One pass of every non-SKIP row is the v2 GA acceptance criterion.

## Known limitations

### A5 — ServerUriArray node not yet writable

The OPC UA .NET Standard SDK's default `Server.ServerRedundancy` object is the
base `ServerRedundancyState`, which has no `ServerUriArray` child node.
`ServerRedundancyNodeWriter.ApplyServerUriArray` currently logs a warning and
skips. The operator obtains `ServerUriArray` by reading `ClusterNode` rows
directly until the non-transparent redundancy-type upgrade follow-up ships.

### Recovery dwell is 60 s by default

`RecoveryStateManager.DwellTime` defaults to `TimeSpan.FromSeconds(60)` in
`Program.cs`. Step 6 of the runbook will block for at least 60 s waiting for
Node A to return to `AuthoritativePrimary`. This is intentional per
decision #154 (thrash prevention) — do not lower it for the test run.

### IsolatedBackup (80) does not auto-promote

Per decision #154, the Backup at band 80 does not self-elevate. If the operator
needs authoritative service from Node B while Node A is down, they must write
`RedundancyRole=Primary` on the `ClusterNode` row for Node B and publish a
draft generation. The Admin UI `RedundancyTab` exposes this flow.
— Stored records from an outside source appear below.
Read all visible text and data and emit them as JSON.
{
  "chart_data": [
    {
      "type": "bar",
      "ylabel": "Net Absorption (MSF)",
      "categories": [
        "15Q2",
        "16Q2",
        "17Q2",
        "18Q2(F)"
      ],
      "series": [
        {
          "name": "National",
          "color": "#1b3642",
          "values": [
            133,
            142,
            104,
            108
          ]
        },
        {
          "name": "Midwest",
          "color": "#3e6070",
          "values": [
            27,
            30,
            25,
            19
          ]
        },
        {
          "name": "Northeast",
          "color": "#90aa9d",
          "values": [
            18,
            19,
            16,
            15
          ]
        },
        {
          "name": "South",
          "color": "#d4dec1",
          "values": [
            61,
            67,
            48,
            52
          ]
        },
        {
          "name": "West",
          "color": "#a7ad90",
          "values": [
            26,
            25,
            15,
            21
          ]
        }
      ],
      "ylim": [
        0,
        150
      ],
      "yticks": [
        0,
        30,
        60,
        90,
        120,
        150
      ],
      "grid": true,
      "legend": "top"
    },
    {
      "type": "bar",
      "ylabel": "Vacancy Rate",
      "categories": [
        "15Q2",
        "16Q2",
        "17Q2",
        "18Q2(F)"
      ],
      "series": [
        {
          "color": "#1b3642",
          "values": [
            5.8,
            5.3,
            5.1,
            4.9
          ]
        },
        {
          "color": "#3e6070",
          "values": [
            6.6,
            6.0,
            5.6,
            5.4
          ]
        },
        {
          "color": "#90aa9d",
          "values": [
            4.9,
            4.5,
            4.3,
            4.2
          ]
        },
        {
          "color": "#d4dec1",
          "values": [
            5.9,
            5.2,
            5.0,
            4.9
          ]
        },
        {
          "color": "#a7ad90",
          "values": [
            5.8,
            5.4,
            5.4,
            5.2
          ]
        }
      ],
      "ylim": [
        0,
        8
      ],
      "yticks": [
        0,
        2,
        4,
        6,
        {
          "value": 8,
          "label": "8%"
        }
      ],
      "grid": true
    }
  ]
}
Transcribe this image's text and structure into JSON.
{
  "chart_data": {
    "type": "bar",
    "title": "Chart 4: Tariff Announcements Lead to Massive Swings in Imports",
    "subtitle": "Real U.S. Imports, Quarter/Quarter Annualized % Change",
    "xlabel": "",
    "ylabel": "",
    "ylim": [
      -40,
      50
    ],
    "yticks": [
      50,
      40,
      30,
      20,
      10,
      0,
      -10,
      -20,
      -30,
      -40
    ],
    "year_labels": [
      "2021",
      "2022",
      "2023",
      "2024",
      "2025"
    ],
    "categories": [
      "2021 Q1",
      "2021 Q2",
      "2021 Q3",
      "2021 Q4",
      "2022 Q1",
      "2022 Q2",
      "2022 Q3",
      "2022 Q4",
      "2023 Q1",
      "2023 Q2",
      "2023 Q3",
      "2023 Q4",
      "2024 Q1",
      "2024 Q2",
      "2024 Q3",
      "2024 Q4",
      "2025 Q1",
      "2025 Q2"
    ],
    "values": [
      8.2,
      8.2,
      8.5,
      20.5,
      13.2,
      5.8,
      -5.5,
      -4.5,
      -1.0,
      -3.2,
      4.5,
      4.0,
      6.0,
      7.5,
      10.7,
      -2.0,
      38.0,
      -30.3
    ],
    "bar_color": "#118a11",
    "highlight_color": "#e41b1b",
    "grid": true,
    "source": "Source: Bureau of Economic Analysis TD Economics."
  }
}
## Dependency on existing tests

The cutover runbook validates the end-to-end wire path. The math and edge cases
are already locked by the unit/integration tests enumerated in the first section.
A failing runbook step that contradicts a passing unit test indicates a
deployment configuration error or an SDK version mismatch — not a logic bug.
Check `PeerHttpProbeLoop` logs first (look for `PeerProbe` Serilog events).